SQL 服务器使用正则表达式模式生成数据
SQL SERVER generate data using Regex pattern
我想通过 SQL Server
中给定的正则表达式模式生成数据。有没有可能做?说,我有如下模式,我想生成如下数据:
这个概念背后的想法是 SQL STATIC DATA MASKING (which was removed in current feature)。我们的客户想要屏蔽测试数据库中的生产数据。我们现在没有 SQL 带有 sql 的 STATIC DATA MASKING 功能,但是我们有模式来屏蔽列,所以我想的是,使用这些模式我们可以 运行 更新查询.

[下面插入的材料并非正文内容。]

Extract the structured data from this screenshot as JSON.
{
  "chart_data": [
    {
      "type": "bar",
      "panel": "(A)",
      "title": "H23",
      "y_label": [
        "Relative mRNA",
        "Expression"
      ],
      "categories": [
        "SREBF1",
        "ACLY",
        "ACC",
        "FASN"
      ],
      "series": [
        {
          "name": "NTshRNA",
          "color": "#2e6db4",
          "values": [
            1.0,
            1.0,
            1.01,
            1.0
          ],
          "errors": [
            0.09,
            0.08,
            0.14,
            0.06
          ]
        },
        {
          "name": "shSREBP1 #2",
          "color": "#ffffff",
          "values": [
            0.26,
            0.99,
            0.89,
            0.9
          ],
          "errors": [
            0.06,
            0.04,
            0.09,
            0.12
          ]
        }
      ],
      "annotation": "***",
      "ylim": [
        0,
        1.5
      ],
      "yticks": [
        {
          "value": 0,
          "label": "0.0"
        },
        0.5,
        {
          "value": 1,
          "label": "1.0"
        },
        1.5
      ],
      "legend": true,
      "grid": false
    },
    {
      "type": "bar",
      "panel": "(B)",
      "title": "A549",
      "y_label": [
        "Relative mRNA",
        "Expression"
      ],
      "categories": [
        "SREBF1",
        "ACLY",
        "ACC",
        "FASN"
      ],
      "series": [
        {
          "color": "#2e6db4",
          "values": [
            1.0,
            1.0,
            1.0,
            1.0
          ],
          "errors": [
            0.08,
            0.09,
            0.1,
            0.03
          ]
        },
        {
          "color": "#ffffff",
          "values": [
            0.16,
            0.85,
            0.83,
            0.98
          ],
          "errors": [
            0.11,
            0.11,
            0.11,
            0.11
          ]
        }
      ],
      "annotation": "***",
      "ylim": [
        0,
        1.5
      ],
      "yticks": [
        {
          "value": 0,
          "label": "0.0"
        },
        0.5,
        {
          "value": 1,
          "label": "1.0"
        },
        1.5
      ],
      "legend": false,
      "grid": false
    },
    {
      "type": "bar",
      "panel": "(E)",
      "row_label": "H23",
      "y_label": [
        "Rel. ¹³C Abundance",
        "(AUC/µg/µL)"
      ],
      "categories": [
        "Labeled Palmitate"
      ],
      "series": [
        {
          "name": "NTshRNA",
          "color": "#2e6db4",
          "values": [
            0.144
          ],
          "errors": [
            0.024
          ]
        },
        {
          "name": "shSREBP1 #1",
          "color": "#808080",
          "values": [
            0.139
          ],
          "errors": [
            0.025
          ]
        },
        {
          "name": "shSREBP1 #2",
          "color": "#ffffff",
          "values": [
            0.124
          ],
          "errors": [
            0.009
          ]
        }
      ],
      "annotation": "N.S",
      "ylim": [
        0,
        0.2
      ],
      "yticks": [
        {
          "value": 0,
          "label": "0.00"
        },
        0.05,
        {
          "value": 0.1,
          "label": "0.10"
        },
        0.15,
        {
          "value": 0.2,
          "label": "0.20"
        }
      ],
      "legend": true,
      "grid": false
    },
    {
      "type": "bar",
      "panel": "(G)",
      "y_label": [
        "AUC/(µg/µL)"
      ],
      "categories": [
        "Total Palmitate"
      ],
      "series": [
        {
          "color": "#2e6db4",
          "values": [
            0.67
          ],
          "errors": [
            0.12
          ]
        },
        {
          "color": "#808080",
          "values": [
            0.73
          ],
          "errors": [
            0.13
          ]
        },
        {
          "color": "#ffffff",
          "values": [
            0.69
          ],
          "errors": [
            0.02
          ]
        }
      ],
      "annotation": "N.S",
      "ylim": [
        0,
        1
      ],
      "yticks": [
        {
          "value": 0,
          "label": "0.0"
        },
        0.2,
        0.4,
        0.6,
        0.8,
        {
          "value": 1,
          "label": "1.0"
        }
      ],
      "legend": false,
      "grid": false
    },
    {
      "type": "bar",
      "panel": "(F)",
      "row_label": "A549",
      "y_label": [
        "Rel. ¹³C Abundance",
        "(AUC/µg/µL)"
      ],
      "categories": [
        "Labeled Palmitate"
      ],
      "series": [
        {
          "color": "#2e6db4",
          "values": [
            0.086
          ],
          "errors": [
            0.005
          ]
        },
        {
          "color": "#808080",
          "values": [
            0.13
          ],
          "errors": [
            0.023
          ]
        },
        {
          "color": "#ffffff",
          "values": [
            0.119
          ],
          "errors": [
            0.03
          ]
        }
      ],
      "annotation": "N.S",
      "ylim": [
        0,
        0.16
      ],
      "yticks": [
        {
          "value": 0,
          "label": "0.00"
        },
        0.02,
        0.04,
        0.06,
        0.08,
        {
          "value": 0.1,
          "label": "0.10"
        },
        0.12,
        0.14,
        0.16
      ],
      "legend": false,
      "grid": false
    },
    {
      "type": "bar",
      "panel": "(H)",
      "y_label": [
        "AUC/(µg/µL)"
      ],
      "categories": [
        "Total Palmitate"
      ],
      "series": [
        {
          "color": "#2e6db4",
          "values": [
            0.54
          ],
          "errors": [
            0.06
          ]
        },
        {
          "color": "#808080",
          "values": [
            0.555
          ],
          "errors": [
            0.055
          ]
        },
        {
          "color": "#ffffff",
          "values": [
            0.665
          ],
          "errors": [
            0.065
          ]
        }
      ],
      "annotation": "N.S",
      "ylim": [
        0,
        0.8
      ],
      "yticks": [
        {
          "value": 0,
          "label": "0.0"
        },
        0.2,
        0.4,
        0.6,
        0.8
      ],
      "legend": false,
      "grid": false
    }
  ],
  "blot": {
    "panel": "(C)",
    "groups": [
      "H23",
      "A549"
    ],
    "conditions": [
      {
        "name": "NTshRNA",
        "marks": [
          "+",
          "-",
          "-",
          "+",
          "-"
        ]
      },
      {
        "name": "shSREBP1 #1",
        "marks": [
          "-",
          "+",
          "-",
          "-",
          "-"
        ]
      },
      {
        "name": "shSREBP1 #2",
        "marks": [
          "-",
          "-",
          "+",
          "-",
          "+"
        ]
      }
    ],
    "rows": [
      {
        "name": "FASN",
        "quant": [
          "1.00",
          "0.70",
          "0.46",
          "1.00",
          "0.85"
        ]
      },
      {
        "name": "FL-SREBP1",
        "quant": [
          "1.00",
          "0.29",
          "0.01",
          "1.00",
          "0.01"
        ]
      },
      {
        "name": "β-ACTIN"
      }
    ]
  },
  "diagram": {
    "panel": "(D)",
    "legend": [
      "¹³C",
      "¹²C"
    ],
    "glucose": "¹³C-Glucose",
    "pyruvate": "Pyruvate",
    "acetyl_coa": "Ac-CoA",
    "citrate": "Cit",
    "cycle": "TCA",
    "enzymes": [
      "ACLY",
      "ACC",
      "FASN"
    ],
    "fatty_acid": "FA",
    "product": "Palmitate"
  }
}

SELECT "(\d){7}" AS RandonNumber, "(\W){5}" AS RandomString FROM tbl
输出应该是
+---------------+--------------+
| RandonNumber | RandomString |
+---------------+--------------+
| 7894562 | AHJIL |
+---------------+--------------+
| 9632587 | ZLOKP |
+---------------+--------------+
| 4561238 | UJIOK |
+---------------+--------------+
除了这个常规模式外,我还有一些自定义模式,如 Test_Product_(\d){1,4}
,其结果应如下所示:
Test_Product_012
Test_Product_143
Test_Product_8936
我将用于掩蔽的完整模式
Other Patterns Samples
(\l){30} ahukoklijfahukokponmahukoahuko
(\d){7} 7895623
(\W){5} ABCDEF
Test_Product_(\d){1,4} Test_Product_007
0\.(\d){2} 0.59
https://www\.(\l){10}\.com https://www.anything.com
我不认为您为此需要正则表达式。为什么不直接使用 "scrub script" 并利用 newid()
函数生成一堆随机数据。看来您无论如何都需要编写这样的脚本,无论是否使用 Regex,而且这样做的好处是非常简单。
假设您从以下数据开始:
create table tbl (PersonalId int, Name varchar(max))
insert into tbl select 300300, 'Michael'
insert into tbl select 554455, 'Tim'
insert into tbl select 228899, 'John'
select * from tbl
然后运行你的脚本:
update tbl set PersonalId = cast(rand(checksum(newid())) * 1000000 as int)
update tbl set Name = left(convert(varchar(255), newid()), 6)
select * from tbl
好吧,我可以给你一个解决方案,它不是基于正则表达式,而是基于一组参数 - 但它包含你所有要求的完整集合。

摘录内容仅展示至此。